Ketika kita berada dalam bus kota, ataupun terhenti dalam lampu merah, tentunya kita sering melihat sekelompok ataupun individu orang yang membawa alat musik seperti gitar, ukulele, kontrabas, harmonika, bernyanyi dengan suara keras, dan terkadang sumbang, namun ada banyak yang mempunyai suara emas. Sehabis bernyanyi mereka mengeluarkan sebuah tempat 'kenclengan' dan meminta uang kepada penumpang bus, ataupun para pengendara mobil. Pemandangan seperti ini sangat sering kita jumpai di Jakarta.  Jakarta kota dengan tingkat urbanisasi paling tinggi, banyak orang berdatangan berharap bisa menggapai mimpi, khususnya untuk para musisi dari daerah. Ketika mereka ke Jakarta dan berhadapan dengan persaingan industri musik yang kejam, tak jarang mereka terpaksa turun ke jalan, menjadi musisi jalanan. Memperdengarkan karya-karya mereka pada orang-orang yang menganggap mereka hanya pengamen biasa, yang hanya memberikan uang receh.

Di sisi lain, ada juga dari mereka yang menjadi musisi jalanan yang disebabkan desakan ekonomi karena eksploitasi orang tua. Mereka umumnya bernyanyi asal-asalan, asalkan mereka dapat uang. Hal seperti ini yang kadang memprihatinkan. Karena umumnya mereka sebagian besar adalah anak-anak di bawah umur. Anak-anak putus sekolah yang diharuskan mencari uang karena desakan ekonomi oleh orang tua mereka.

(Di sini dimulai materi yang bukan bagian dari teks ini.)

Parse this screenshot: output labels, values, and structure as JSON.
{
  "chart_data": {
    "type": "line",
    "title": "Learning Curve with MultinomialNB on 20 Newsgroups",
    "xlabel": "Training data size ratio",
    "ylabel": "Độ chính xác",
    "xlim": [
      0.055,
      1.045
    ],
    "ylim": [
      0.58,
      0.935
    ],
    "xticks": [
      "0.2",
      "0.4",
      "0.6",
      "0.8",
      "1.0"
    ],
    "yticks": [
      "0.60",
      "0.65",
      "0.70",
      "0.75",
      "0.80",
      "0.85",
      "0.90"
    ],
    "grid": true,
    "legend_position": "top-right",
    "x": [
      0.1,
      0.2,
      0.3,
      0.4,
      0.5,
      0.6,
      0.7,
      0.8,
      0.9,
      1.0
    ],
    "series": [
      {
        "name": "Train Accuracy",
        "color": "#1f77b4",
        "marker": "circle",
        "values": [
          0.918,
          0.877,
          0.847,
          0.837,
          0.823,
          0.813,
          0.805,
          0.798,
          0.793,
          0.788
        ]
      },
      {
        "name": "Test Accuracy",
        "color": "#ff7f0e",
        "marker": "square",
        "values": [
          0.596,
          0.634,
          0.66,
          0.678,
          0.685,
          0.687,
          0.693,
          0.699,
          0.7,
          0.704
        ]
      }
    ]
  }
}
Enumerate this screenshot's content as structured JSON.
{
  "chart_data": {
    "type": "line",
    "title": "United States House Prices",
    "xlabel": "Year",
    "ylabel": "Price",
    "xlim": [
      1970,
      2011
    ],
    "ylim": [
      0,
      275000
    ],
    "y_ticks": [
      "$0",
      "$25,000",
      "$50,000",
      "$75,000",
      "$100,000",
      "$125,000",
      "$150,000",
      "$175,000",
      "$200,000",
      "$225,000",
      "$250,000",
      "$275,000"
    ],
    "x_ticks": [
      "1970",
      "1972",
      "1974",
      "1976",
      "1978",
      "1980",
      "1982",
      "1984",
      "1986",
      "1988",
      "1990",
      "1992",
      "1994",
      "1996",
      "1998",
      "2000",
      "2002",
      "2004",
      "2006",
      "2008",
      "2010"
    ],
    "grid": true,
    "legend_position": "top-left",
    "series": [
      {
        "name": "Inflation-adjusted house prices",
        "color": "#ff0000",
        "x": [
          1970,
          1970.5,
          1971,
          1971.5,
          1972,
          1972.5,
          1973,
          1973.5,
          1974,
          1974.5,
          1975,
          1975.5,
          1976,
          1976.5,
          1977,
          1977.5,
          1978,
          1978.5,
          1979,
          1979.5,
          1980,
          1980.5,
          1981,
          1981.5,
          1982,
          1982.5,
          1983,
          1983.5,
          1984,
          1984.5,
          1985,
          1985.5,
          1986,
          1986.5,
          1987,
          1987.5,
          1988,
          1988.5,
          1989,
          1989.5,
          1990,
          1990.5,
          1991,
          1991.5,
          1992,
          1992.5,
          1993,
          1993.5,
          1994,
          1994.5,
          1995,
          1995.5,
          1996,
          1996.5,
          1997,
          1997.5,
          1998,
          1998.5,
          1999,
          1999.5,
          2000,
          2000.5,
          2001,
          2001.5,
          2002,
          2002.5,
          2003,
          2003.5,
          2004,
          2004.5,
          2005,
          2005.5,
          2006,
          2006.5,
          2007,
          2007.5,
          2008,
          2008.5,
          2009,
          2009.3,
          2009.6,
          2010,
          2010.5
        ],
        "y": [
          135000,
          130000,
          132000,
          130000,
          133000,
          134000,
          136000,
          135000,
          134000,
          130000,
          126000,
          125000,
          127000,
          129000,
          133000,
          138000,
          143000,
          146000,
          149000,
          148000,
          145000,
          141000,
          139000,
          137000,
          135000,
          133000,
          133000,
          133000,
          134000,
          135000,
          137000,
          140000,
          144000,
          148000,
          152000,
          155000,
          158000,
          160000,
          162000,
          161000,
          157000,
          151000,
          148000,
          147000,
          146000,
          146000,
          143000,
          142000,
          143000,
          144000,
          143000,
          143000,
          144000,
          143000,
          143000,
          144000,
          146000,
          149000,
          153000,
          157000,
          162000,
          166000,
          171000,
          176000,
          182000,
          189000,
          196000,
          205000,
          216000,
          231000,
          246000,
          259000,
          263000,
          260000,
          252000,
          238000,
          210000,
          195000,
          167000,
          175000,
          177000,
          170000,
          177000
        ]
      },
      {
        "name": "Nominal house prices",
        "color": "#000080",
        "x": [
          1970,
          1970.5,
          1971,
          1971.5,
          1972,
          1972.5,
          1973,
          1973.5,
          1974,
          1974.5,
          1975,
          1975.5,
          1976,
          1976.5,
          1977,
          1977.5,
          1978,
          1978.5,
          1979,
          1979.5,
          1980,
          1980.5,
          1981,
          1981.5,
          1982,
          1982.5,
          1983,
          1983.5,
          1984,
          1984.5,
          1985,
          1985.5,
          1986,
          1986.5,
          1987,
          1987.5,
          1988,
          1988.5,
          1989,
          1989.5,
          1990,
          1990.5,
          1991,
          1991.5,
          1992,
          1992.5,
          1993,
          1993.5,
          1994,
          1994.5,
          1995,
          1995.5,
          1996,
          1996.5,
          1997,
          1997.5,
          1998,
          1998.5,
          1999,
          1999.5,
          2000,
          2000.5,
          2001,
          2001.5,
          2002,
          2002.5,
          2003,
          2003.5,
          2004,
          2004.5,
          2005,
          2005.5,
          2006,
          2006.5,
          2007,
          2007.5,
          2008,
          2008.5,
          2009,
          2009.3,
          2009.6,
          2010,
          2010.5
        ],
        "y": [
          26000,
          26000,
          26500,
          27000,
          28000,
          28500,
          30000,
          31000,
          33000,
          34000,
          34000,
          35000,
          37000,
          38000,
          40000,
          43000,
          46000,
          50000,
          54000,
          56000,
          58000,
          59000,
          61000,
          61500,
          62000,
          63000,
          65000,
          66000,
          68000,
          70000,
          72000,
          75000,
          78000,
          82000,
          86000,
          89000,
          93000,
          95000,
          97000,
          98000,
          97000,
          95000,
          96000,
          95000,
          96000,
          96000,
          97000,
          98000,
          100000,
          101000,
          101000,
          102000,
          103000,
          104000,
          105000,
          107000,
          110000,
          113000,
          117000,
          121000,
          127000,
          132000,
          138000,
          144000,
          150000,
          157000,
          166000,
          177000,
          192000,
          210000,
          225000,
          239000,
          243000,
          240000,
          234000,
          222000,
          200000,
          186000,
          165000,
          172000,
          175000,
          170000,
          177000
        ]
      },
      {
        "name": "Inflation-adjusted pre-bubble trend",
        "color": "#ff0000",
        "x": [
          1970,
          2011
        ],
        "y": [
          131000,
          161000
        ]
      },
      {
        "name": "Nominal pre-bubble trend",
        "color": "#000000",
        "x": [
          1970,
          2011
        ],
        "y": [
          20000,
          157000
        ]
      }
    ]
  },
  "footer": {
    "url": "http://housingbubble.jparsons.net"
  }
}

Beberapa orang mungkin sangat terganggu dengan kehadiran para musisi jalanan, mereka yang terganggu umumnya malas memberikan uang recehan kepada tiap-tiap musisi jalanan. Sehingga mereka harus mengumpuli receh jika ada musisi jalanan yang mengamen. Apalagi jika ada musisi jalanan dibawah umur, mereka seperti mengemis. Tapi tidak jarang para musisi jalanan yang bernyanyi dengan bagus diberikan uang yang besar, dan juga bahkan mereka diundang ke suatu acara-acara besar dengan tarif yang lumayan ketimbang mereka hanya mengamen di jalan.

Seharusnya, para musisi jalanan tersebut dibuat semacam rumah singgah untuk para musisi jalanan, seperti yang dilakukan oleh seniman Harry Roesli dengan konsep Rumah Musik Harry Roesli di Bandung. RMHR sendiri adalah semacam rumah singgah yang terdiri dari beberapa musisi jalanan dari berbagai usia. Di sana diberikan pelatihan-pelatihan musik gratis, mengasah bakat para musisi jalanan untuk menjadi seorang musisi sejati. Dan sama sekali tidak dikenakan biaya. Sehingga para musisi jalanan berbakat pun tersalurkan bakatnya untuk mengadakan suatu penampilan besar, tidak hanya sebatas di jalan.

Praying For Change Foundation berhasil membuat konsep video champaign untuk menyatukan seluruh musisi jalanan yang ada di seluruh dunia. di Indonesia sendiri sempat ada sebuah acara MTV Musisi Jalanan, yang konsepnya hampir sama dengan Praying For Change Foundation. Saya pikir ini adalah suatu acara yang bagus untuk menyatukan seluruh musisi jalanan di Indonesia. Agar mereka tidak dianggap sebagai sampah masyarakat.

Saya tidak tahu apakah di Jakarta dibuat semacam rumah singgah untuk menampung para musisi jalanan seperti yang dilakukan oleh RMHR di Bandung. Sampai tulisan ini di post saya belum menemukan rumah singgah untuk musisi jalanan seperti RMHR di Jakarta. Saya berharap ada, agar bakat mereka bisa tersalurkan, dan juga tentunya mengurangi populasi anak jalanan. Dan di tiap-tiap kota pun seharusnya dibuat rumah singgah untuk para musisi jalanan, agar tercipta jaringan musisi anak jalanan nasional.